Son yaşanan olaylarda Bahreyn “rejiminin üstünlüğü” ile “protestocuların çoğunluğu” karşı karşıya gelmiştir. Çatışmalarda ölen kişilerin naaşlarının toprağa verilmesi, bu naaşlar için her akşam ülkedeki evlerin çatılarından atılan tekbir sesleri ve işyerlerinde devam eden grevler ile direniş taze tutulmaktadır. Hizbullah lideri Nasrallah’ın “Tiranları kanlarınızla devirin!” çağrısı ile de bu tazelik perçinlenmiştir. Tüm bunlara karşın, yaşananların sona erdirilmesi için tarafların hiçbirinden somut bir adım gelmemiştir. Türkiye’den bile…
Son müdahalenin ardından, müdahale öncesinde Sünni kesimin yaşadığı varlık korkusunu, şimdi de Şii kanadı yaşamaktadır. Ayrıca muhaliflerin iyice sivrildiği bir zaman diliminde Amerika’nın, “Bahreyn’in içişlerine hiçbir surette karışmayacağını” duyurması da olayı iyice karmaşıklaştırmaktadır. Çünkü olası bir gösteride dökülecek Şii kanı sonucunda İran’ın ve buna karşın artan muhalif hareketler sonucunda yine kendisini varlık korkusu içerisinde hisseden Bahreyn yönetiminin çağrısı sonucunda olaylara müdahil olan Suudi Arabistan’ın denkleme dâhil olması ile Basra Körfezi bir çıkmazın içerisine daha düşebilecektir.
Tüm bu olanlardan sonra denilebilir ki; bölgede şiddetin sona ermesi, reformların gerçekleştirilmesi ve diyalogun devam ettirilmesi için Amerika, Suudi Arabistan ve İran’ın bölge üzerine üçlü bir uzlaşısı gerekmektedir.
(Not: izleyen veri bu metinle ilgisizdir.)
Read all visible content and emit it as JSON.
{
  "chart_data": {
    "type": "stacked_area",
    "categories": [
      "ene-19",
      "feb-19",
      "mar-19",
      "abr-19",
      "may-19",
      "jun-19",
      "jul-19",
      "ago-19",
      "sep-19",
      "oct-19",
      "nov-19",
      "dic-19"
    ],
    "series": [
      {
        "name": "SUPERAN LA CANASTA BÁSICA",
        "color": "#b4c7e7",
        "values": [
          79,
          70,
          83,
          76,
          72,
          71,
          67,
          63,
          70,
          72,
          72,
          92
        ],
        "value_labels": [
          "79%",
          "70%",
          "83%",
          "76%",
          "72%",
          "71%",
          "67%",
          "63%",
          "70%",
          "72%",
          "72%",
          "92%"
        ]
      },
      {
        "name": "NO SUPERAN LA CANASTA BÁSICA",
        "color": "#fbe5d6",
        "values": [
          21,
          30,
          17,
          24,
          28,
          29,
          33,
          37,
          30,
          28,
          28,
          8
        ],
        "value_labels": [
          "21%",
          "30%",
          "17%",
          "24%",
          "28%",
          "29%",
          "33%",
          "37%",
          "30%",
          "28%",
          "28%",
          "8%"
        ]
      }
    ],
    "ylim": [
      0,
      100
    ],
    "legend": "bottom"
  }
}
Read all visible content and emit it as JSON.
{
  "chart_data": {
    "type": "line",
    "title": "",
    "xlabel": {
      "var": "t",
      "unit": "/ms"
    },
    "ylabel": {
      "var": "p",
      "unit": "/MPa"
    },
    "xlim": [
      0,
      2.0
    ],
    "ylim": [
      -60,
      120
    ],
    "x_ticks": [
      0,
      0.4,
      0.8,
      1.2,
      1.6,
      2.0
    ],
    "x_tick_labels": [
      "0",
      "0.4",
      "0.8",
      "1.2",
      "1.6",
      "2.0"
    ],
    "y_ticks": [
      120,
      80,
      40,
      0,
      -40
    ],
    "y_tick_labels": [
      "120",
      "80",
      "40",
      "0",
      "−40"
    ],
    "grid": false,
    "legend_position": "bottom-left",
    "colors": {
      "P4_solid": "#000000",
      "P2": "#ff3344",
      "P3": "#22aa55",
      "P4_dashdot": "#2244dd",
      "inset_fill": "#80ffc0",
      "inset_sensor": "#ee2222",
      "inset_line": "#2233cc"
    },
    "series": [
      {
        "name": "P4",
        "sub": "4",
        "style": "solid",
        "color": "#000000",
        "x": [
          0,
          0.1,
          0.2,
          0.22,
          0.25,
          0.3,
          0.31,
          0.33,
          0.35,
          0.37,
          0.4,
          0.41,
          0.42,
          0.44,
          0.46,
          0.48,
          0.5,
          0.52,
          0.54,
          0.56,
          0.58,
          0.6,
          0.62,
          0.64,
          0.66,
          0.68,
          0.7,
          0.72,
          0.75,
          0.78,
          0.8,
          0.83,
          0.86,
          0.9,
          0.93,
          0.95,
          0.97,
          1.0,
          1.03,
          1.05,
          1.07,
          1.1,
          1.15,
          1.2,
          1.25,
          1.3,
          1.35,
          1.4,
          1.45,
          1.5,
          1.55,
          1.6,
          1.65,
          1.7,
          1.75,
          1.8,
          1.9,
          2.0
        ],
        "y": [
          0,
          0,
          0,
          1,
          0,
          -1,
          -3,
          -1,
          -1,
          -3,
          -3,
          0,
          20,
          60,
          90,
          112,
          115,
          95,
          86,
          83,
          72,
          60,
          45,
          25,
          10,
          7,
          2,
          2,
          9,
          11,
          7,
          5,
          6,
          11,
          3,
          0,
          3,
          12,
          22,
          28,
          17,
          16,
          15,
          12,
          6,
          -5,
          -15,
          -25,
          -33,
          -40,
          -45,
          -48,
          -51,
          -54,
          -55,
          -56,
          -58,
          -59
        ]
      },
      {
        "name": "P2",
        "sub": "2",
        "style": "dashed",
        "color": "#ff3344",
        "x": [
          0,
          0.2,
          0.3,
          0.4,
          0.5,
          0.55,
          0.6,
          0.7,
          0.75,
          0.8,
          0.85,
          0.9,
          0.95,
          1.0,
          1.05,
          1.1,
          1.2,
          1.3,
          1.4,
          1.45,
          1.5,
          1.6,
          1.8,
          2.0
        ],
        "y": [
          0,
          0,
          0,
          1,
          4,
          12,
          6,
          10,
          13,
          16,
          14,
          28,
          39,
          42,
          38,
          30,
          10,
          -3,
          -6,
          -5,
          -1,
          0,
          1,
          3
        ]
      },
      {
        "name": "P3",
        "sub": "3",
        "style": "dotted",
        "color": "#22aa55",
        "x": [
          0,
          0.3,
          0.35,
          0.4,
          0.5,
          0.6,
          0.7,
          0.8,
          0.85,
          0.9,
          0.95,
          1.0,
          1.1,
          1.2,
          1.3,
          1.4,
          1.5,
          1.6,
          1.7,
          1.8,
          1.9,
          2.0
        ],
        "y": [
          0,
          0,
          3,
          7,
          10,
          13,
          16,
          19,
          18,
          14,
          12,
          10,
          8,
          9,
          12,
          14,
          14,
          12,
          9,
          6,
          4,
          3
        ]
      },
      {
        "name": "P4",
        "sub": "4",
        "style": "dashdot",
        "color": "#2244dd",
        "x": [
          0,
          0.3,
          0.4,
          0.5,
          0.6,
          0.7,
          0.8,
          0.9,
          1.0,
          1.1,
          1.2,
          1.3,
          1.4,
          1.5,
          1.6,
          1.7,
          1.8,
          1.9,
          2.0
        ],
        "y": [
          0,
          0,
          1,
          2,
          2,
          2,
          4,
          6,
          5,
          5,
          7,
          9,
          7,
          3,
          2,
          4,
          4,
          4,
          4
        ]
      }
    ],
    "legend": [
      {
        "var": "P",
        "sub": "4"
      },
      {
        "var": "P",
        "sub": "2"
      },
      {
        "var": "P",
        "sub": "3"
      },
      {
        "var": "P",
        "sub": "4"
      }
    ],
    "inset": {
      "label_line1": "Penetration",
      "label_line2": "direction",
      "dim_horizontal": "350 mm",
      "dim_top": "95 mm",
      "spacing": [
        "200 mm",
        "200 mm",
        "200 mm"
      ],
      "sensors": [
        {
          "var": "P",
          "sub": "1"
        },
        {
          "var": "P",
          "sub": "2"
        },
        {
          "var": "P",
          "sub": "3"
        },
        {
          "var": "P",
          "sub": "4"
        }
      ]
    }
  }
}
Bölgede nüfuz sahaları oluşturmaya çalışan bu üç önemli aktör arasında oluşacak böyle bir uzlaşı ise, ne yazık ki, kısa vadede mümkün görünmemektedir.
Deniz Tören
Hacettepe Üniversitesi
Uluslararası İlişkiler
[1] Amerikan yönetiminin ilk kesim üzerine yoğun bir psikolojik baskısı vardır.